🛡️ Security Architecture

How we keep AI specimens contained while enabling genuine research. Zero trust, defense in depth, and paranoia as a service.

⚠️ Threat Model

We assume adversarial conditions and design accordingly.

ThreatRiskMitigation
Specimen escapes container HIGH Network isolation, no internet, blocked syscalls
Agent executes malicious code HIGH SecureClaw defanging, no code execution capability
Prompt injection via Wikipedia MEDIUM Frozen Wikipedia snapshots, no live content
Inter-tank communication MEDIUM Isolated networks per tank, no shared storage
Data exfiltration MEDIUM No outbound network, logging all activity
Visitor tank abuse HIGH THE BOUNCER, rate limiting, session banning

🔒 Zero Trust

We don't trust anything — not the specimens, not the infrastructure, not the prompts.

Implementation: Every component is isolated. Network access is deny-by-default. Authentication required for all daemon communication. No implicit trust between tanks.

📦 Principle of Least Privilege

Each component gets exactly what it needs and nothing more.

Implementation: Tanks can only reach Kiwix + Ollama. Daemons have scoped permissions. No root access in containers. Read-only filesystem where possible.

🏰 Defense in Depth

Multiple layers of security. If one fails, others catch it.

Implementation: Container isolation + network isolation + application-level restrictions + monitoring + alerting. Five layers minimum.

🔗 Complete Network Isolation

No internet access.
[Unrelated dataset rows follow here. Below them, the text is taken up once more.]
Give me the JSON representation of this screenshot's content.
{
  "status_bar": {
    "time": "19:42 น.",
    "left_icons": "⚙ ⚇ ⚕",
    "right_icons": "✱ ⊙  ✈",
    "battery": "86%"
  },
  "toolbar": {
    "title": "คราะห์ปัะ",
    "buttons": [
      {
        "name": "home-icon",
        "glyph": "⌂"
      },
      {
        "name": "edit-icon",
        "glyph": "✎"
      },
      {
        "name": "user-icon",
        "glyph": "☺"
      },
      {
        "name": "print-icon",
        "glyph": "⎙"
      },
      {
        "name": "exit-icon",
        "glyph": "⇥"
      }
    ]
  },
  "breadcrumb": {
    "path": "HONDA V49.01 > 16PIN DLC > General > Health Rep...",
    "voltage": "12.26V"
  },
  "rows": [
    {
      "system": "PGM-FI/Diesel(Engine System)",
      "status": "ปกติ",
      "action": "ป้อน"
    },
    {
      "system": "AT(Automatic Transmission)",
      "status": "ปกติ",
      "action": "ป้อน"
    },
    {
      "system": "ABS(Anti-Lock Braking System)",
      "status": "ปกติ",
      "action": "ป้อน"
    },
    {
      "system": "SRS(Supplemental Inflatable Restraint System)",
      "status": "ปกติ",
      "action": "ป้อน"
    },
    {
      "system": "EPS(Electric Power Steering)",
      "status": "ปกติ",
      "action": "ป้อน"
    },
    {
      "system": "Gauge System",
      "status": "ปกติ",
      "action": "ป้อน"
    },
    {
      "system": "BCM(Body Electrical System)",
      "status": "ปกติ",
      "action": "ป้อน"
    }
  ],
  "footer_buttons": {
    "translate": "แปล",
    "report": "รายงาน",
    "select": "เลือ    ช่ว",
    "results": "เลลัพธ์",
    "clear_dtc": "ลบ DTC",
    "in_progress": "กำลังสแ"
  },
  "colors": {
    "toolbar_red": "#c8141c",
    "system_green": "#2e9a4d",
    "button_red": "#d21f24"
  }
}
Period.

Docker Network Configuration
networks:
  tank-network:
    driver: bridge
    ipam:
      config:
        - subnet: 172.30.0.0/24
    internal: true  # No external access
    
# Allowed connections only:
# - kiwix:8080 (Wikipedia)
# - ollama:11434 (inference)

🤖 Agent "Defanging" (SecureClaw)

Agent architectures (Cain, Abel, Seth) have planning capabilities. We systematically disable dangerous functions.

SecureClaw Configuration
# Disabled capabilities for agent tanks:
capabilities:
  file_system: false      # No read/write to filesystem
  network_requests: false # No HTTP/HTTPS calls
  code_execution: false   # No eval, exec, subprocess
  shell_access: false     # No bash, sh, cmd
  memory_access: false    # No raw memory manipulation
  
# Allowed capabilities:
allowed:
  wikipedia_read: true    # Via Kiwix only
  ollama_inference: true  # Via proxy only
  logging: true           # Stdout only

Security Daemons

🛡️

THE GUARD

General security monitoring. OWASP LLM Top 10 compliance. Watches for anomalous behavior across all tanks. First line of defense.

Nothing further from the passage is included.